Daniel Auteuil and Gerard Depardieu pay the bills in this stylish French police suspense movie. Their collective star power almost diverts from the fact that they’ve both eaten too much foie gras to play active, hard-edged policemen. There’s plenty of double-dealing and blurred moral boundaries, but the script sets up the dead bodies a little too obviously. Will there ever be a cop movie in which the officer who’s on the verge of retirement actually lives into his dotage? Or one in which the pretty wife of the hero doesn’t have a torrid time?

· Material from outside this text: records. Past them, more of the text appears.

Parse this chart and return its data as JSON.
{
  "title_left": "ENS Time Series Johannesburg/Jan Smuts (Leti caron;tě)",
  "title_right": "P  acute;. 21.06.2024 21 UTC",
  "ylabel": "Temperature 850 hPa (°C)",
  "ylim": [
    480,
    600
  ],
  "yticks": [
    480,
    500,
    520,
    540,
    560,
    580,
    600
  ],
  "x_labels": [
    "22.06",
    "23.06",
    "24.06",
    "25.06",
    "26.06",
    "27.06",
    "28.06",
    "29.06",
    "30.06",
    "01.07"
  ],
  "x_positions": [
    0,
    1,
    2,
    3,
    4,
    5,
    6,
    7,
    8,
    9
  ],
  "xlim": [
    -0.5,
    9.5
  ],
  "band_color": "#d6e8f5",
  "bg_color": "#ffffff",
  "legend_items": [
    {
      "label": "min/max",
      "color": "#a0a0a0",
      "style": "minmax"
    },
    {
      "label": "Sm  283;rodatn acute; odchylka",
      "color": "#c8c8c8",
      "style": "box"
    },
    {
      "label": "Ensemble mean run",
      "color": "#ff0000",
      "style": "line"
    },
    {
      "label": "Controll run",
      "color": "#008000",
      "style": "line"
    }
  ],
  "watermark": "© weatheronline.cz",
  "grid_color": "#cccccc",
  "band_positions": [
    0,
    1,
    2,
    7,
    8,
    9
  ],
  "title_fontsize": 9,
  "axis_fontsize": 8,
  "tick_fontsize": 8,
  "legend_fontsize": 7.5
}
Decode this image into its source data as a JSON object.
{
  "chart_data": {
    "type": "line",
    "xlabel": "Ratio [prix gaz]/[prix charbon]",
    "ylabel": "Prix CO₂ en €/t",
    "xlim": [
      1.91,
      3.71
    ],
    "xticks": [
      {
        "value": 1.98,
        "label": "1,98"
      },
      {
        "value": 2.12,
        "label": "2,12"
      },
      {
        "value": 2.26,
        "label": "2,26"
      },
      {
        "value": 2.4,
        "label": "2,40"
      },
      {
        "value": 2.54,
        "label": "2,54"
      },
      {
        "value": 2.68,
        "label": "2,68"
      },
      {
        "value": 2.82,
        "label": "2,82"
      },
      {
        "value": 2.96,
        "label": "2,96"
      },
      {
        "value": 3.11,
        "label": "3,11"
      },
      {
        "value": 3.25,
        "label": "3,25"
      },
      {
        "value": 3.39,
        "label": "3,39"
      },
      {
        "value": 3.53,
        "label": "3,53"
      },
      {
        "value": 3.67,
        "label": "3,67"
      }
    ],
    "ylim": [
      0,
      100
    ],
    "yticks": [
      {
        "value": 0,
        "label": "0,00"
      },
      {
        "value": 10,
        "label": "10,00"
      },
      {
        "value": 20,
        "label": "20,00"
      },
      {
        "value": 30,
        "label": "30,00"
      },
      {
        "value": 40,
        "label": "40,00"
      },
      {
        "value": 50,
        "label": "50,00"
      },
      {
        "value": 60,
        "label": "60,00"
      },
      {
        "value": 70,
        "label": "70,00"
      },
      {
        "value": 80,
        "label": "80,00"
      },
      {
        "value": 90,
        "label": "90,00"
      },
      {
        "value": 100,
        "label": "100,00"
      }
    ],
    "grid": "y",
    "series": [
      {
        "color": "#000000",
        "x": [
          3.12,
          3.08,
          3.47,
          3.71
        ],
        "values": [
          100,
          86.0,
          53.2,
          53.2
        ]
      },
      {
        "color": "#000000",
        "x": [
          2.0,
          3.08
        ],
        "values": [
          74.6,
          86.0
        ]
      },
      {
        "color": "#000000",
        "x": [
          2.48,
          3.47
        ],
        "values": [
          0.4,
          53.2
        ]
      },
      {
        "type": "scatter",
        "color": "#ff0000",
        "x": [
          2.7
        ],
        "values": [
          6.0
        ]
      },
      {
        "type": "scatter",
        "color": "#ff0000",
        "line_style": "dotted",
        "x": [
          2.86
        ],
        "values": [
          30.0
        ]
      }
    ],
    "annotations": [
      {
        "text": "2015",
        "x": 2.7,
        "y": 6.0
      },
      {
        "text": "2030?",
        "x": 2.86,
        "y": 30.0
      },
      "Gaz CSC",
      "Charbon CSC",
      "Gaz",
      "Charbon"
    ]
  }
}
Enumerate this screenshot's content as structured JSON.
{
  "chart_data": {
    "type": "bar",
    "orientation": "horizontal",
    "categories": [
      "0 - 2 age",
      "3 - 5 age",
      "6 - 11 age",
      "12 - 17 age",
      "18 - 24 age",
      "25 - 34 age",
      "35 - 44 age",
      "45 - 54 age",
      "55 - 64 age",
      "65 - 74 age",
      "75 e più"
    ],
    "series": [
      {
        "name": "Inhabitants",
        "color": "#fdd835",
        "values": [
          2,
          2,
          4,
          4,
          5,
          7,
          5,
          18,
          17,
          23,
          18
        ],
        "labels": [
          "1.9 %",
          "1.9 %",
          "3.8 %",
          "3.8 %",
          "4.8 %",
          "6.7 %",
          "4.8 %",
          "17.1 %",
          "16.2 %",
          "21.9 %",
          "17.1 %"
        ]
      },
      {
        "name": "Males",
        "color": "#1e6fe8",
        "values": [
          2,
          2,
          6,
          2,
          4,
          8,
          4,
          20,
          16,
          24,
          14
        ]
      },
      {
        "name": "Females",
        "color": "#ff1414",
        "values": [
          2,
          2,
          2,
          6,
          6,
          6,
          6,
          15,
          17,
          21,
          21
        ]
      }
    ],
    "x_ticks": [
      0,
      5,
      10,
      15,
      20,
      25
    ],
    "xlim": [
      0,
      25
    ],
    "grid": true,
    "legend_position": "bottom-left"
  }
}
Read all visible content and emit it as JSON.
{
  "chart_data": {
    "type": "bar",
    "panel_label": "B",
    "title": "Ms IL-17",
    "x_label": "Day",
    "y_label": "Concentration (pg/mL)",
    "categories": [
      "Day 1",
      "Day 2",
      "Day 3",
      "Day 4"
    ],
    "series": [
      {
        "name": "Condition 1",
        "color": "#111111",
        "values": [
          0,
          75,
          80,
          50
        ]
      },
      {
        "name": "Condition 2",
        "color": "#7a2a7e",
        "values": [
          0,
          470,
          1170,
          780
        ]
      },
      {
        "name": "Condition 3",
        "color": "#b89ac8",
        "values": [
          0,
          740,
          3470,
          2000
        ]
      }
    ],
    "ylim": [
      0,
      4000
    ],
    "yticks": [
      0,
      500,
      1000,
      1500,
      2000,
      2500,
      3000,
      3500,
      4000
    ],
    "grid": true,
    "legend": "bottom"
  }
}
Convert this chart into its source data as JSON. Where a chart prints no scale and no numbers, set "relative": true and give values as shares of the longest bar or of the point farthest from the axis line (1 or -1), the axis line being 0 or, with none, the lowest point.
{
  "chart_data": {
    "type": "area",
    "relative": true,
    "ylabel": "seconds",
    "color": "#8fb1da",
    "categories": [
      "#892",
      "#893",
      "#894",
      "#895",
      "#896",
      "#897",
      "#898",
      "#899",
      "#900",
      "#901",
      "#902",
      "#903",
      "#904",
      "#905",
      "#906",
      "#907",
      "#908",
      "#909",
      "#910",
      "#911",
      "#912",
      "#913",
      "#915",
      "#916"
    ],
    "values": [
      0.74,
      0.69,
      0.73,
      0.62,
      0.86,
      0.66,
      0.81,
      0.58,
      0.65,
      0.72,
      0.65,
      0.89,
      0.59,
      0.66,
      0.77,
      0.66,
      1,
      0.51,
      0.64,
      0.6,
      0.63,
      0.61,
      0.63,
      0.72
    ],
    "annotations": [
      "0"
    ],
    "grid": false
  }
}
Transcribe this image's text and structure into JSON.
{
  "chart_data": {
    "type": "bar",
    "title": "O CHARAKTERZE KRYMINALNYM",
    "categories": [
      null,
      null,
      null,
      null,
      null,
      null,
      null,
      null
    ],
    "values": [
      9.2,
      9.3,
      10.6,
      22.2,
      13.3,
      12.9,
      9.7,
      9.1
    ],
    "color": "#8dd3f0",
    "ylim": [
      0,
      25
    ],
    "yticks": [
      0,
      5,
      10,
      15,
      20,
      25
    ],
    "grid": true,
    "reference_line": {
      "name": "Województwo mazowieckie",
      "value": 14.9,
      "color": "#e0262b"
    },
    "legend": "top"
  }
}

Even though this is pretty standard fare for these two stars, it’s still tighter and more dramatically interesting than similar Hollywood genre flicks. And given that 36 Quai des Orfèvres is the French equivalent of Scotland Yard, the filmmakers suggest that corruption and shady dealings are endemic even in the upper echelons of French law enforcement. It’s a smart movie, and delivers exactly the kind of thrills you expect. The pairing of Auteuil and Depardieu is clearly a French attempt to emulate the De Niro & Pacino pairing of Heat or Righteous Kill, and although I understand exactly why they cast it that way I think the movie would have been dramatically stronger with a pair of leaner, hungrier actors.
If you live in a world in which you have a choice between this and, say, Righteous Kill, go for the French movie, you won’t regret it.